In October 2021, my entire family was struck with Covid-19. The disease took the lives of the two central pillars of my entire family; both of my grandmothers. Within a two-week span, my family was planning not one funeral, but two. In their names, both very devout Catholics, I began to pray to Jesus over the Bible; my Nonna’s Bible. I don’t think I’ve ever prayed so hard in my life. Suddenly, something began to shift inside of me that I can only explain by saying that Jesus began to chase me down. He began shifting my ego, my sense of self, my perceptions of the world around me. My entire world began to shift in His name and I was terrified. I knew that responding to His call meant I’d have to let my past self die. That wasn’t easy.
I reached out to an old friend, Nelson, who I knew was born again in Christ. Nelson invited me to BridgePointe. He and his wife, Laura, then bought me my first Bible with a quote written on the inside: “The greatest days are still ahead. God is just getting started.” I was afraid, anxious, alone, and resistant, but Jesus had other plans for me. Soon, He would wash away all of my fear and doubt, as He began to reveal the character of God to me in a way I never knew was possible.

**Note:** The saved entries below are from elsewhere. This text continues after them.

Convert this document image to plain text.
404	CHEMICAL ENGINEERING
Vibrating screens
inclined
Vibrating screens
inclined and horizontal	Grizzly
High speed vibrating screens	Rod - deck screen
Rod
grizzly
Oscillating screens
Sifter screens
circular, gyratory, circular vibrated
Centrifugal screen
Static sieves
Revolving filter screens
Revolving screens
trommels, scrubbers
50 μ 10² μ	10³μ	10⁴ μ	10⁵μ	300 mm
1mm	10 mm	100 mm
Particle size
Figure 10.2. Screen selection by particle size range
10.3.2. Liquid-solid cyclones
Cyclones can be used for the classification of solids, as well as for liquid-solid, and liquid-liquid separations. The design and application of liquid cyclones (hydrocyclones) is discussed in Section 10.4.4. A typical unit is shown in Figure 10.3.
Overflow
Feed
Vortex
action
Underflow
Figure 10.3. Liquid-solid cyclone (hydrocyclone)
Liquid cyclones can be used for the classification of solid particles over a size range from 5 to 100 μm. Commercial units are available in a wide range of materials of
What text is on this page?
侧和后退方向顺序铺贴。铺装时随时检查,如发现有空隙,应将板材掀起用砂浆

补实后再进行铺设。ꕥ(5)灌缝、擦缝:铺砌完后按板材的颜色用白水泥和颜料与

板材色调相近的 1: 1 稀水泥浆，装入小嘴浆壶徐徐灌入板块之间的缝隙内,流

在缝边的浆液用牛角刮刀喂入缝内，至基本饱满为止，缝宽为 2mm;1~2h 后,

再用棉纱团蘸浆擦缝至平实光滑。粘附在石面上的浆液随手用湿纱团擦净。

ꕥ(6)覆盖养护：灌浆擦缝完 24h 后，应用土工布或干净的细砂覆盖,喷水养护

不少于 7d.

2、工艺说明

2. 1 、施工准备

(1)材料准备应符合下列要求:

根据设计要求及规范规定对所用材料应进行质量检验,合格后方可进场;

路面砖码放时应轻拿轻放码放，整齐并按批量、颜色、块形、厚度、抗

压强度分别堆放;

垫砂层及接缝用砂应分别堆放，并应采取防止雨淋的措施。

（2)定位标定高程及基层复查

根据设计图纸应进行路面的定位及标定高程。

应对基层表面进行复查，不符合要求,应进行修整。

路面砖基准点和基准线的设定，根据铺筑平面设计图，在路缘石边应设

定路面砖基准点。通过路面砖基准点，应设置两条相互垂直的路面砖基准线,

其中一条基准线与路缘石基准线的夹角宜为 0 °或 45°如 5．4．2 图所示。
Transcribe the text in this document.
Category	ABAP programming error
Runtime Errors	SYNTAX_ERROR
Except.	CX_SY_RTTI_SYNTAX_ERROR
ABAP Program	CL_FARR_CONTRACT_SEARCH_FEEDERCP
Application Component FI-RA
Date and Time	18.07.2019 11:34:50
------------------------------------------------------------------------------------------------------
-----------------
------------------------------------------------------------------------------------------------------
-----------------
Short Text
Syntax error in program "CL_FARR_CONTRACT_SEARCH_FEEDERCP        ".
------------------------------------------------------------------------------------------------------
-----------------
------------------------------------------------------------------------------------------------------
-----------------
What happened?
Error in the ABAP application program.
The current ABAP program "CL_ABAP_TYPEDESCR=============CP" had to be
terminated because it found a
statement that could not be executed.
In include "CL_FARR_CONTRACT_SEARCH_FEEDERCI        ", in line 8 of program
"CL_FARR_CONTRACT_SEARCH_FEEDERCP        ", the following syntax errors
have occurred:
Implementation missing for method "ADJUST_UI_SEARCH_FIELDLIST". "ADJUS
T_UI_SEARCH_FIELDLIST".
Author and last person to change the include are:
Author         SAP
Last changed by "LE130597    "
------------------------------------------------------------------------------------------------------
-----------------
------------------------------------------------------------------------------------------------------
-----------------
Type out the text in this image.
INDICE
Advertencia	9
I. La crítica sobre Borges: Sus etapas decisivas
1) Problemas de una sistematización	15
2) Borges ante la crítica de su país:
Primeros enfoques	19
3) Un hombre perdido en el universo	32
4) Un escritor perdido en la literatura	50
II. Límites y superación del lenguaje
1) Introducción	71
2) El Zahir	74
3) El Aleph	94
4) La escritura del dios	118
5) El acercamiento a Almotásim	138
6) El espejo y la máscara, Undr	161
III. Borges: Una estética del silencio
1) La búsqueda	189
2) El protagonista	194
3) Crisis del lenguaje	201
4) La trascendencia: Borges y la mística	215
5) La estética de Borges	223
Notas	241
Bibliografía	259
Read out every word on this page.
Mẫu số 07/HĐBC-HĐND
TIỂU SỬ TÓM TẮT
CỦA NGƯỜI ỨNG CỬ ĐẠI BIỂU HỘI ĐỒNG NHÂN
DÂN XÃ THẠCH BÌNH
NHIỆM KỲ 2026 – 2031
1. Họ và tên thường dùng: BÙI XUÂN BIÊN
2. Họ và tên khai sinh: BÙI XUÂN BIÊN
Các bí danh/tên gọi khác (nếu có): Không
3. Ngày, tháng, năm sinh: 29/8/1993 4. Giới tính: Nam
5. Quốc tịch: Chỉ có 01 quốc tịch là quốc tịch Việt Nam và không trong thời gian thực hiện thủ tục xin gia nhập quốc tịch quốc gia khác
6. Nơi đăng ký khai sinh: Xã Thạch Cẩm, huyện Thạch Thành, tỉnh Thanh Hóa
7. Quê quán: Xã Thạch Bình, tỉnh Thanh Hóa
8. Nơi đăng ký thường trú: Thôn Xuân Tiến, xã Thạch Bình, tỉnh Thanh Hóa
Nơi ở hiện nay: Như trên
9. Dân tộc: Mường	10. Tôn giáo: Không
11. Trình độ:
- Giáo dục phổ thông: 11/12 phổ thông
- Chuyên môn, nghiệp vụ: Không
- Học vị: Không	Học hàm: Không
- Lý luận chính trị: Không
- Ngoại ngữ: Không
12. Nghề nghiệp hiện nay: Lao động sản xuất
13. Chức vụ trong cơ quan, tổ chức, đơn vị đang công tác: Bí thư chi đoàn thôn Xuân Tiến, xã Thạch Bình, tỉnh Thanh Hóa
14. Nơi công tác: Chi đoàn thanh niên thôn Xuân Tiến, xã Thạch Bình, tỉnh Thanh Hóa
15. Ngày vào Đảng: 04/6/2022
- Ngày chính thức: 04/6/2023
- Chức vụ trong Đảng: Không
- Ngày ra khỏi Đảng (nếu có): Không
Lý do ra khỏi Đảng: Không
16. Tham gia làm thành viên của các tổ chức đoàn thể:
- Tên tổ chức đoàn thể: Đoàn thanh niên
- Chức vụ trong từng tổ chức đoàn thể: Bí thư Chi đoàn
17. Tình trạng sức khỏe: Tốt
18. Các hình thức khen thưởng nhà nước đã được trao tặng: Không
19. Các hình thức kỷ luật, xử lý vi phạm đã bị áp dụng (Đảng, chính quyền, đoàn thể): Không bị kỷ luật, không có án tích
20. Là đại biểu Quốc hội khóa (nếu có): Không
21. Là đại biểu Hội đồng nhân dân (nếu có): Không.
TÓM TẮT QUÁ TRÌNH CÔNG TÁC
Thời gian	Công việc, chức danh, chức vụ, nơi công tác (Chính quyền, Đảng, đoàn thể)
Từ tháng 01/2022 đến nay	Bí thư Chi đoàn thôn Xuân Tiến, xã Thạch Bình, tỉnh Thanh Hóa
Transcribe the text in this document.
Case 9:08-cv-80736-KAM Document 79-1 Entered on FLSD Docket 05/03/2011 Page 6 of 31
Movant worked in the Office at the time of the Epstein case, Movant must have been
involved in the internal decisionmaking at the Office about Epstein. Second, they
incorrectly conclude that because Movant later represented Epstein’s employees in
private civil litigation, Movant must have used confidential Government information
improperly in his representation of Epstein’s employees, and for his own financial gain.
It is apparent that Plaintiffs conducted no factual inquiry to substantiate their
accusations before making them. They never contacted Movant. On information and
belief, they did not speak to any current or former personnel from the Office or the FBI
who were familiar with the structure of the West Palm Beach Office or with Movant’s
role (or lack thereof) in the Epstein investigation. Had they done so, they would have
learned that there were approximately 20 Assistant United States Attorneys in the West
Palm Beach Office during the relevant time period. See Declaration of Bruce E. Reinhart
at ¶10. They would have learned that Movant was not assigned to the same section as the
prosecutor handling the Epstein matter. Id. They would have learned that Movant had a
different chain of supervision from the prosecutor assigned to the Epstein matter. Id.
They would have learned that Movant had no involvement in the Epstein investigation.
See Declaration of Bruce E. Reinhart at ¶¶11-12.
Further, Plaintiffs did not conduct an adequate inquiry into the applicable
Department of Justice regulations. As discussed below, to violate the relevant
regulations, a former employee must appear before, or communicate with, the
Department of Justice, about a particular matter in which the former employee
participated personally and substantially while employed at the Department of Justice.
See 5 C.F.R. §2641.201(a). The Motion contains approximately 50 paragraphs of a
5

Six months later, I stand firm and tall in the truth that God has not only responded to my 30-year search for Him, but has saved me, through Christ. The center of my being feels warm and full. I am moved to tears by the beauty that is God’s grace and majesty every single day. I joke and say that my grandmothers were responsible for this, that they sent Jesus after me when they made their way into His kingdom. Either way, there is no way to describe what has been happening to me. So, I will quote “The Chosen” to describe it for me: “I was one way and now I’m completely different. And the thing that happened in between was Him. I will know Him for the rest of my life.”
Moises D.
God has been so amazing to me! I can sit here and write to you guys a long letter about my life, but nothing compares to how God has come into my life and has worked through me within every aspect of it. It was time for me to give him my all and really start a fresh and new life with him. I’ve gone through so much in my life with friends, family even my own self. I couldn’t do this life with out God in it and getting baptized has to be one of the most amazing things I can do to show him how dedicated I am in this journey. Thank you to all that have helped me get here and have showed me that this is just the beginning!